Setelah interogasi, Daniel menemui Chief Emir.


“Sven sudah mengakui pak, agaknya sandera ditahan di rumah nenek Shasa”


“Siapa? Shasa?”


“Shasa Rumanov!”


“Rumanov? Dia seorang pahlawan!”


“Pahlawan?”


“Ya, dia pernah menyelamatkan desa ini dari perampokan, sampai-sampai kakinya cacat!” ujar Chief Emir


“Kapan itu terjadi?” tanya Daniel


“6-7 tahun yang lalu, sejak peristiwa itu ia dikeluarkan dari pekerjaannya. Istrinya membawa pergi kedua anak gadisnya karena gak tahan dengan kebiasaannya mabuk dan berjudi”


“Jadi Anda mengenalnya dengan baik?” tanya Daniel


“Yeah, dia juga pernah menyelamatkan ku, waktu itu aku terkepung dengan para perampok, tapi Shasa menyelamatkan hidup ku” cerita Chief Emir


“Tapi pak, sekarang Shasa melanggar hukum, dia menculik seseorang!” ujar Daniel


“Belum tentu dia kan? Kalau sepupunya Bruno atau Leo aku percaya! Mereka benar-benar sampah!” maki Chief Emir


“Jadi Anda bisa mengantarkan kami ke rumahnya?” tanya Daniel


“Sekarang?”


“Kalau ditunda lagi aku takut sandera akan dipindahkan ke tempat lain” jawab Daniel


“Baiklah! Ayo kita segera berangkat!” Chief Emir bersama rombongan Daniel menuju rumah neneknya Shasa, tapi di sana mereka tidak menemukan apa-apa.


“Nenek! Shasa di mana sekarang?” Tanya Chief Emir


“Shasa-shasa? Apa dia kesini?” tanya Nenek Lola yang sudah berusia 98 tahun


“Telinganya sudah tidak bisa mendengar” ujar Amira cucu nenek Lola yang merawatnya


“Kamu siapa?” tanya Alex


“Aku Amira, anaknya Shasa”


“Amira! Kebetulan, kamu tahu di mana papa mu?”
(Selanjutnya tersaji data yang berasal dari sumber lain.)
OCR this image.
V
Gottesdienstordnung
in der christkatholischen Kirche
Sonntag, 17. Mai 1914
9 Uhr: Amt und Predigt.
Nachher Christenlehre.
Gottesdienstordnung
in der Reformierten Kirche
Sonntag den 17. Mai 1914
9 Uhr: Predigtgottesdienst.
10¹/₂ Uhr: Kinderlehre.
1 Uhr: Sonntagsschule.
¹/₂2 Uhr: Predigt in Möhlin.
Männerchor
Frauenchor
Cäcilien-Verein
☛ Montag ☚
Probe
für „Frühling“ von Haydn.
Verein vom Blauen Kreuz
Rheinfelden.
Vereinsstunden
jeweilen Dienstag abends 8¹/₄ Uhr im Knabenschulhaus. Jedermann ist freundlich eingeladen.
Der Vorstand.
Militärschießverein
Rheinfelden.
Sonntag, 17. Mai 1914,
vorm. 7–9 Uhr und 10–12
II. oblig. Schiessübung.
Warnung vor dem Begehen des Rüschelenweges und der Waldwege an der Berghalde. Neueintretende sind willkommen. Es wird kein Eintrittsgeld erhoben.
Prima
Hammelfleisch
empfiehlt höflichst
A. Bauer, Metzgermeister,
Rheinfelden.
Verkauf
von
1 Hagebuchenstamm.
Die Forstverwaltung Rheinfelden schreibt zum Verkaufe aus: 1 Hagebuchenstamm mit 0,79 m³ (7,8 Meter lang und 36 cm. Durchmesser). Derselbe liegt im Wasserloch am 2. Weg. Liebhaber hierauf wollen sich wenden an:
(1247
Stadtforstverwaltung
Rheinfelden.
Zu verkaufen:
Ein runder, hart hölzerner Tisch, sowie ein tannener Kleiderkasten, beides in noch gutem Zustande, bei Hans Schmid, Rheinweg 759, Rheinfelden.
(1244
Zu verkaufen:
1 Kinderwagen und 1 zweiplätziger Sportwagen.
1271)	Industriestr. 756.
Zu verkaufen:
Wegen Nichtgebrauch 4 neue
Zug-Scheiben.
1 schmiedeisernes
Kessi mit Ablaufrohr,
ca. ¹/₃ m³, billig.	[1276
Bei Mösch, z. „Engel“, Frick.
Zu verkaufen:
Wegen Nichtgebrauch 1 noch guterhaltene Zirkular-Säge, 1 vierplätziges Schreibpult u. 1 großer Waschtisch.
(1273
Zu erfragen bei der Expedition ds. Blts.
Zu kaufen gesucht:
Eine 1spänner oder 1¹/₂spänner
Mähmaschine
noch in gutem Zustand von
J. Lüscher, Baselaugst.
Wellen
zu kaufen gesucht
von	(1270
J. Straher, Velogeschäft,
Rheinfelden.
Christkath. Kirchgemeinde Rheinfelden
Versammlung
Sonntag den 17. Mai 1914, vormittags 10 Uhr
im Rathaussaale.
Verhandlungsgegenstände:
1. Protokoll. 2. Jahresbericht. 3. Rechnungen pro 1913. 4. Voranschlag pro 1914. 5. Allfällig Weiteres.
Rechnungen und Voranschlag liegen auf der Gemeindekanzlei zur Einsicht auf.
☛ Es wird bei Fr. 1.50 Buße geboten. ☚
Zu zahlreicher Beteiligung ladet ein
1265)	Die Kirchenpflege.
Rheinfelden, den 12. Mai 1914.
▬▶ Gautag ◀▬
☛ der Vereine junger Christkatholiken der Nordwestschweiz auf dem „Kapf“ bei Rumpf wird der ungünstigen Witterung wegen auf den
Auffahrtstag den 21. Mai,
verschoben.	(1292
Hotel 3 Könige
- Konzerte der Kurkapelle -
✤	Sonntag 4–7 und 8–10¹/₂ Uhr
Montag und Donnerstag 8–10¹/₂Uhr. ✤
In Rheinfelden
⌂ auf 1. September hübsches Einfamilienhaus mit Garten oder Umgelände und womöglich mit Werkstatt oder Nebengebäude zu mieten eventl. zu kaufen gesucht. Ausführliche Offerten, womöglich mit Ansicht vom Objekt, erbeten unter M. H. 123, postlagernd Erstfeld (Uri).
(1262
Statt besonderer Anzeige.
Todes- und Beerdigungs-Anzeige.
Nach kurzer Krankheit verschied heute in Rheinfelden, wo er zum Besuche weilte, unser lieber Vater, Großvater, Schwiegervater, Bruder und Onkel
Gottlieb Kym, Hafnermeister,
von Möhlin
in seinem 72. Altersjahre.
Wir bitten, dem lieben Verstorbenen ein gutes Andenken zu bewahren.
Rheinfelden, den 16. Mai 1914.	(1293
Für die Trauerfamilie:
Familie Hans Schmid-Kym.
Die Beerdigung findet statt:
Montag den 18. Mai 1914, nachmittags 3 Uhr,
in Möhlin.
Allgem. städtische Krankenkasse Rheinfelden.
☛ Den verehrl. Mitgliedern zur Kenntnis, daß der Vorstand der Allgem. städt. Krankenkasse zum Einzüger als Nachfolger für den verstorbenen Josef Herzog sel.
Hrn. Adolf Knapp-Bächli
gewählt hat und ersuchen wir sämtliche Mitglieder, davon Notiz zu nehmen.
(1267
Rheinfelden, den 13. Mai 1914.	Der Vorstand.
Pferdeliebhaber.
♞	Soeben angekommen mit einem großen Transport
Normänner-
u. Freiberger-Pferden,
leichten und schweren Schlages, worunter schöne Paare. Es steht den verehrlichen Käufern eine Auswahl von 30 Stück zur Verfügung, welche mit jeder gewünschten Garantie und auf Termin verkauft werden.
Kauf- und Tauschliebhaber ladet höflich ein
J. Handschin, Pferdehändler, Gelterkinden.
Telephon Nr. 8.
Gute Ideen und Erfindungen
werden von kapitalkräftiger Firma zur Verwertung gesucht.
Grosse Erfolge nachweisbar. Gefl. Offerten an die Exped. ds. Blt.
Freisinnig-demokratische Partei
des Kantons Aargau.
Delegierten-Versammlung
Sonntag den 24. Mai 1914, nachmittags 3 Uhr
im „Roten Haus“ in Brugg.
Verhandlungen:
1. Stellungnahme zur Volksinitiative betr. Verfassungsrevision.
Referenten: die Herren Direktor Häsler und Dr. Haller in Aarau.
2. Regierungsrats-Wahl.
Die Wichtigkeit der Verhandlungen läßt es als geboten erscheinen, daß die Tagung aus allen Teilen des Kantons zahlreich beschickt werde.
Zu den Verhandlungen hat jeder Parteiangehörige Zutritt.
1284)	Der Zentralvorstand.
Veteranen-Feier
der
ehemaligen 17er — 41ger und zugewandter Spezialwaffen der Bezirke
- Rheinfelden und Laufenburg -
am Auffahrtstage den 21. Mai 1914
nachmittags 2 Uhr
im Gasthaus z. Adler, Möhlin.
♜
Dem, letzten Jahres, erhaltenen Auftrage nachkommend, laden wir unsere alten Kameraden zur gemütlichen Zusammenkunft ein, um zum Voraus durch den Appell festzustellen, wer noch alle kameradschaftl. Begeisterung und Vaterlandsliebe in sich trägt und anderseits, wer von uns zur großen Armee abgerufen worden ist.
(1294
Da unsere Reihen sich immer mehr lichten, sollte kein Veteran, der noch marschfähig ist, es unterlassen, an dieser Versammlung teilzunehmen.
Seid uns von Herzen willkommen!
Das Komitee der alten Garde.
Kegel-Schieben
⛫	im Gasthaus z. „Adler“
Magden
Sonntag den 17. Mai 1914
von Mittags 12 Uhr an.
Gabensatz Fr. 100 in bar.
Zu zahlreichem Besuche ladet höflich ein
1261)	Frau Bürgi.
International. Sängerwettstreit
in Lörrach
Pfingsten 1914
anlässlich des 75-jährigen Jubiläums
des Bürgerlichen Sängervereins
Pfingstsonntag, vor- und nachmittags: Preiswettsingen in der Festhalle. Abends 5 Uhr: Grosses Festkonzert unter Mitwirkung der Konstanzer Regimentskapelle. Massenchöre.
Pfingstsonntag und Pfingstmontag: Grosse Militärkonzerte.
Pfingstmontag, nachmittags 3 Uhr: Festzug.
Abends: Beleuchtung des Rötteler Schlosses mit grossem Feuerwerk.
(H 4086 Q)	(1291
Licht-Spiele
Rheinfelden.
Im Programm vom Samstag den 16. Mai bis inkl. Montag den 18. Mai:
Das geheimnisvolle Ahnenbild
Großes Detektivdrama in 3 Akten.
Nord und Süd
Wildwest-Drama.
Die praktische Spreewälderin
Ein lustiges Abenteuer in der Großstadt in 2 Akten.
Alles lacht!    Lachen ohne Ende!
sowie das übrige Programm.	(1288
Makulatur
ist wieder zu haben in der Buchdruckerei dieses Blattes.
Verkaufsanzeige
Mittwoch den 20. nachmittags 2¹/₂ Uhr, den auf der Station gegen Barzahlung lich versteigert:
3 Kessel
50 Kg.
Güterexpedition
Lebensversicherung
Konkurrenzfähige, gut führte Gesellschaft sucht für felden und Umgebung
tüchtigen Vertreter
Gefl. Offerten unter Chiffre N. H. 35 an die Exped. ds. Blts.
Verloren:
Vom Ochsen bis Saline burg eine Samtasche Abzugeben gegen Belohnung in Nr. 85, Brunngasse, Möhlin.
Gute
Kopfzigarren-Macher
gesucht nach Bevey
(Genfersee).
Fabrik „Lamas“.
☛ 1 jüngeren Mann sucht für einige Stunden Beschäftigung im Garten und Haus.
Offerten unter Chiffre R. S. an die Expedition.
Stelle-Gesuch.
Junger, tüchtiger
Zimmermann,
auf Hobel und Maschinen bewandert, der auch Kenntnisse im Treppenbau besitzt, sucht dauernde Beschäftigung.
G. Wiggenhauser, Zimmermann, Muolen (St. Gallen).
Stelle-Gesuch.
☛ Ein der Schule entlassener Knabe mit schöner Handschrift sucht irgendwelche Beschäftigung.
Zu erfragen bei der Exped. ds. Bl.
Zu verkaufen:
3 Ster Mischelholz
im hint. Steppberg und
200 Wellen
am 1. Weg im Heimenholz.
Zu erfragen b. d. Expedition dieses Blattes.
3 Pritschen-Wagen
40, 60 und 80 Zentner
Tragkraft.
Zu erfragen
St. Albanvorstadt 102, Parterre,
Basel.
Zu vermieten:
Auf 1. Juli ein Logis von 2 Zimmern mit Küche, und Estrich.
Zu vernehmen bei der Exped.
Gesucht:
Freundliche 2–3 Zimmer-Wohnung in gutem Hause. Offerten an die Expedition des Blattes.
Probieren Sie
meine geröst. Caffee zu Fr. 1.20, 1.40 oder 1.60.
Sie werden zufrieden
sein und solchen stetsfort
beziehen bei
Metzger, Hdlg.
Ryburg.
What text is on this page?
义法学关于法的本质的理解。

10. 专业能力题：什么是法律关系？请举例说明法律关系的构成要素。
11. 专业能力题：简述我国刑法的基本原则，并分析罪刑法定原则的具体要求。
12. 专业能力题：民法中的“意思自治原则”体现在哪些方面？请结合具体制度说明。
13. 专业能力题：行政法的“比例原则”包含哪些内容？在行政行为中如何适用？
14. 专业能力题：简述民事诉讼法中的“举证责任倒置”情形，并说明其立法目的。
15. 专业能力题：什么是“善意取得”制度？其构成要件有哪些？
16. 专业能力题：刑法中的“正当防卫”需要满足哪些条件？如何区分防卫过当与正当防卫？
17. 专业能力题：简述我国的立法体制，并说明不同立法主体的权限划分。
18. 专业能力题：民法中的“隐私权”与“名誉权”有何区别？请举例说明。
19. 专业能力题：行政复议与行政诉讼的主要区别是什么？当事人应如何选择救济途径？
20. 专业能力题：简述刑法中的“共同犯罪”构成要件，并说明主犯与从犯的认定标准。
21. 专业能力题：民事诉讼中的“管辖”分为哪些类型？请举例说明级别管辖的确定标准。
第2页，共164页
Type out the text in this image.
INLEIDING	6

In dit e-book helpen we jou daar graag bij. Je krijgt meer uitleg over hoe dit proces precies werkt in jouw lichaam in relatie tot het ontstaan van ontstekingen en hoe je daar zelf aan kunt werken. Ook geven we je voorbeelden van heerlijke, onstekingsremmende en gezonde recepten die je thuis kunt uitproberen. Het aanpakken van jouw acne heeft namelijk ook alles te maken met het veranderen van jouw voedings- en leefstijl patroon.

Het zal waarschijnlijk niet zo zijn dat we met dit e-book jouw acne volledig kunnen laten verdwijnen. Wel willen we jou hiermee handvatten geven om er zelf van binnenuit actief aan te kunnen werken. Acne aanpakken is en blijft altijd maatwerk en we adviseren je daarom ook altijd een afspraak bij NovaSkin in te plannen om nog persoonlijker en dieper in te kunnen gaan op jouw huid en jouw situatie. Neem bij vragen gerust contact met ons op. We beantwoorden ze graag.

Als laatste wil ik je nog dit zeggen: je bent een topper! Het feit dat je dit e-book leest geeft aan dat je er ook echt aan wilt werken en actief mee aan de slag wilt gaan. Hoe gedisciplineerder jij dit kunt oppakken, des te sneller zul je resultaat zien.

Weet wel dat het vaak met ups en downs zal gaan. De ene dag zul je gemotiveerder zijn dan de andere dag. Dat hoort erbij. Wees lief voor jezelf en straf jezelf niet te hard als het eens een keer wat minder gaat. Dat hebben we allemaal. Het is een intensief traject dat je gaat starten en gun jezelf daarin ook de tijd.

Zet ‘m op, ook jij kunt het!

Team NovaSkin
“Tidak! Aku tidak tahu! Dia berjanji akan merawat nenek menggantikan ku, tapi dia gak kunjung datang!” jawab Amira dengan nada kesal


Daniel menatap mata Amira, gadis berusia 15 tahun itu tampak malu-malu ditatap pemuda tampan


“Eh, Anda artis K-Pop ya?” tanya Amira malu dengan menggunakan bahasa Inggris yang terbata-bata


“Bukan!” jawab Daniel tersenyum, ia mendekati Amira dan mengajaknya duduk


“Jadi Amira, papa mu selama ini tinggal di mana?” tanya Daniel


“Mungkin di tempat sepupu kami, Bruno.” Jawab Amira


“Apa tempatnya jauh?” tanya Daniel


“Rumah Bruno melewati hutan, hati-hati di situ banyak perangkap beruang.” Jawab Amira tersenyum senang bisa menatap wajah Daniel dari dekat.


Amira memberikan alamat rumah Bruno


“Tempat ini berjarak satu jam dari sini, sekarang hari sudah gelap. Terlalu bahaya sebaiknya besok pagi saja kita lanjutkan” ujar Chief Emir


“Maaf Chief, kalau Anda keberatan, biar kami saja yang kesana. Anda cukup memberitahukan arahnya” ujar Daniel


“Benar-benar orang yang tidak sabaran!” keluh Chief


Akhirnya mereka melanjutkan perjalanan menuju rumah Bruno.